Park End and Beckfield (3 Seats)
| Party |  | Candidate | Votes | % | ±% |
|---|---|---|---|---|---|
|  | Independent | Brian Anthony Hubbard* | 1,177 | 20.32 |  |
|  | Independent | Michael Saunders* | 1,082 | 18.68 |  |
|  | Independent | Peter Alexander Cox* | 1,043 | 18.00 |  |
|  | Labour | Ian Daniel Blades | 989 | 17.07 |  |
|  | Labour | Christopher Patrick McIntyre | 716 | 12.36 |  |
|  | Labour | Janet Elizabeth Thompson | 608 | 10.50 |  |
|  | Conservative | Janet Angela Hobson | 178 | 3.07 |  |
| Majority |  |  | 54 | 0.93 |  |
| Turnout |  |  | 5,793 | 44.81 |  |
|  | Independent hold |  | Swing |  |  |
|  | Independent hold |  | Swing |  |  |
|  | Independent hold |  | Swing |  |  |

Cllrs Hubbard and Cox previously served as councillors in Beckfield, whilst Cllr Saunders served as a councillor for Park End.

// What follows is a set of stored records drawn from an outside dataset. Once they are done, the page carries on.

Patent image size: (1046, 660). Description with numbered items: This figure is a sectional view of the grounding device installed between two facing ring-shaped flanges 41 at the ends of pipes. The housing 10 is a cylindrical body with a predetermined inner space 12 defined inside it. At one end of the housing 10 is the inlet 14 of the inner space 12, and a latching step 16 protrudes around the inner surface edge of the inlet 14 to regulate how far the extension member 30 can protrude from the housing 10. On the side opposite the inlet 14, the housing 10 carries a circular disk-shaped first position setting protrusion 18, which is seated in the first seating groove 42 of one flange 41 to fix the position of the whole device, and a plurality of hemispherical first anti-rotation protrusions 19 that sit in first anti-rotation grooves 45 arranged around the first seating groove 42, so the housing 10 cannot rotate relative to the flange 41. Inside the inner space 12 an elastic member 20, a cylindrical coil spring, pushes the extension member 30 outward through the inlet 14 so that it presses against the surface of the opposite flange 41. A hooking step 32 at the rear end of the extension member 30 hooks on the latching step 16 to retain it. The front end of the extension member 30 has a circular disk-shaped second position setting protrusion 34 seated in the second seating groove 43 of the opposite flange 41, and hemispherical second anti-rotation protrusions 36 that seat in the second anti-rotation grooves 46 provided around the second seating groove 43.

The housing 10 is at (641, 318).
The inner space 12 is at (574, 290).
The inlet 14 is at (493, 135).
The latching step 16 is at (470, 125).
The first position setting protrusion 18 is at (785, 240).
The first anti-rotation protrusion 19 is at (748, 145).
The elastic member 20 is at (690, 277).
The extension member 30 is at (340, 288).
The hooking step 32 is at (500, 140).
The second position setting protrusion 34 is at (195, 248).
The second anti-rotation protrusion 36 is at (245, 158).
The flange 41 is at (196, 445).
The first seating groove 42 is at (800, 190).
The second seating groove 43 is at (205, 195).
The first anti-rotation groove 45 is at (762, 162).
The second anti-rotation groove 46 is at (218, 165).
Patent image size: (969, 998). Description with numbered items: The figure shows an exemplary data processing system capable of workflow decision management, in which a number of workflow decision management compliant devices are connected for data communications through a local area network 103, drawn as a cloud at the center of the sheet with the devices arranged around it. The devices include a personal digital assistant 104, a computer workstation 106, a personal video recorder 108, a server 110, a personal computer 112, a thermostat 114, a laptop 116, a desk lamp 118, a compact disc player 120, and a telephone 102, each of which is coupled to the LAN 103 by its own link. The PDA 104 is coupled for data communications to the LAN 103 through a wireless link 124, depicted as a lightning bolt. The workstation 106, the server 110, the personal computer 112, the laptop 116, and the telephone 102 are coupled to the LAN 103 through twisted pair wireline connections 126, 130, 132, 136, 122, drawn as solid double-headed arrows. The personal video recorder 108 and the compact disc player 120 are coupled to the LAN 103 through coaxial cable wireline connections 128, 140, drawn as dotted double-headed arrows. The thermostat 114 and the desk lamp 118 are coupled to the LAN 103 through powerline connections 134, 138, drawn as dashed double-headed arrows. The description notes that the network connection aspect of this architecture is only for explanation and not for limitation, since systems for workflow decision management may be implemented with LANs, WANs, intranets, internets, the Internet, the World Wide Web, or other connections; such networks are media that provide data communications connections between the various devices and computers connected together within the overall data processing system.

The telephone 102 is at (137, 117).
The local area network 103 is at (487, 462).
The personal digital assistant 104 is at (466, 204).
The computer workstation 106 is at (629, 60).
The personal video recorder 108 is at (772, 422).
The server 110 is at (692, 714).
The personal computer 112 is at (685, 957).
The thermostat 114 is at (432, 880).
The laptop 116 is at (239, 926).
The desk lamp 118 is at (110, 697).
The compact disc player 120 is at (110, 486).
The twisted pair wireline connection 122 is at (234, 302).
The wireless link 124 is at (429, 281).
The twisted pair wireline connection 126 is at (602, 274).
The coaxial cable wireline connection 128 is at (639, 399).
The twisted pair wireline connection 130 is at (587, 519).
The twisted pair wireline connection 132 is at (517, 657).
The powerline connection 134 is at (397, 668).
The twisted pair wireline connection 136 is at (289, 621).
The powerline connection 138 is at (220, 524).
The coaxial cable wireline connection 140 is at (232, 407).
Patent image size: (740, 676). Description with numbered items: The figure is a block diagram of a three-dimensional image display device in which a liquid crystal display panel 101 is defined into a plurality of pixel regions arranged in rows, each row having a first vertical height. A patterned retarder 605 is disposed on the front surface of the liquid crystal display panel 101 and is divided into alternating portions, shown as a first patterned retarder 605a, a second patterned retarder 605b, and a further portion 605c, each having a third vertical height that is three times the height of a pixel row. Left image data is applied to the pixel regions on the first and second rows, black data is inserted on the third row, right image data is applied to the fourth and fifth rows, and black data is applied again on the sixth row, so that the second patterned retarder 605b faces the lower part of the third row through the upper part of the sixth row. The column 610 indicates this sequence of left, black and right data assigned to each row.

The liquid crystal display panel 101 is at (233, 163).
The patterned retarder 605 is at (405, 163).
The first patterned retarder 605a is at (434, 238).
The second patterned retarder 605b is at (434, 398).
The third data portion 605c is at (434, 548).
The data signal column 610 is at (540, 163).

===Stainton and Thornton===

Stainton and Thornton
| Party |  | Candidate | Votes | % | ±% |
|---|---|---|---|---|---|
|  | Conservative | David Philip Coupe | 756 | 63.11 |  |
|  | Labour | Philippa Nancy Storey | 442 | 36.89 |  |
| Majority |  |  | 314 | 26.2 |  |
| Turnout |  |  | 1,198 | 65.80 |  |
|  | Conservative hold |  | Swing |  |  |

This is a newly created ward, therefore there are no previous figures to compare the 2015 result to.

===Trimdon===

Trimdon (2 Seats)
| Party |  | Candidate | Votes | % | ±% |
|---|---|---|---|---|---|
|  | Labour | Jean Sharrocks* | 619 | 17.12 |  |
|  | Independent | Dennis McCabe | 553 | 15.29 |  |
|  | Labour | Peter Vincent Sharrocks* | 535 | 14.80 |  |
|  | Conservative | Maria Cairns | 455 | 12.58 |  |
|  | UKIP | George William Rogers | 442 | 12.22 |  |
|  | Independent | Stephen Dee | 422 | 11.67 |  |
|  | Conservative | Kelvin Mirfin | 305 | 8.44 |  |
|  | UKIP | Jamie Webb | 285 | 7.88 |  |
| Majority |  |  | 18 | 0.49 |  |
| Turnout |  |  | 3,616 | 63.87 |  |
|  | Labour hold |  | Swing |  |  |
|  | Independent hold |  | Swing |  |  |

This is a newly created ward, therefore there are no previous figures to compare the 2015 result to.

Cllr J Sharrocks previously served as a councillor for the Brookfield ward from 2011-2015.

Peter Sharrocks previously served as a councillor for the Brookfield ward from 2011-2015.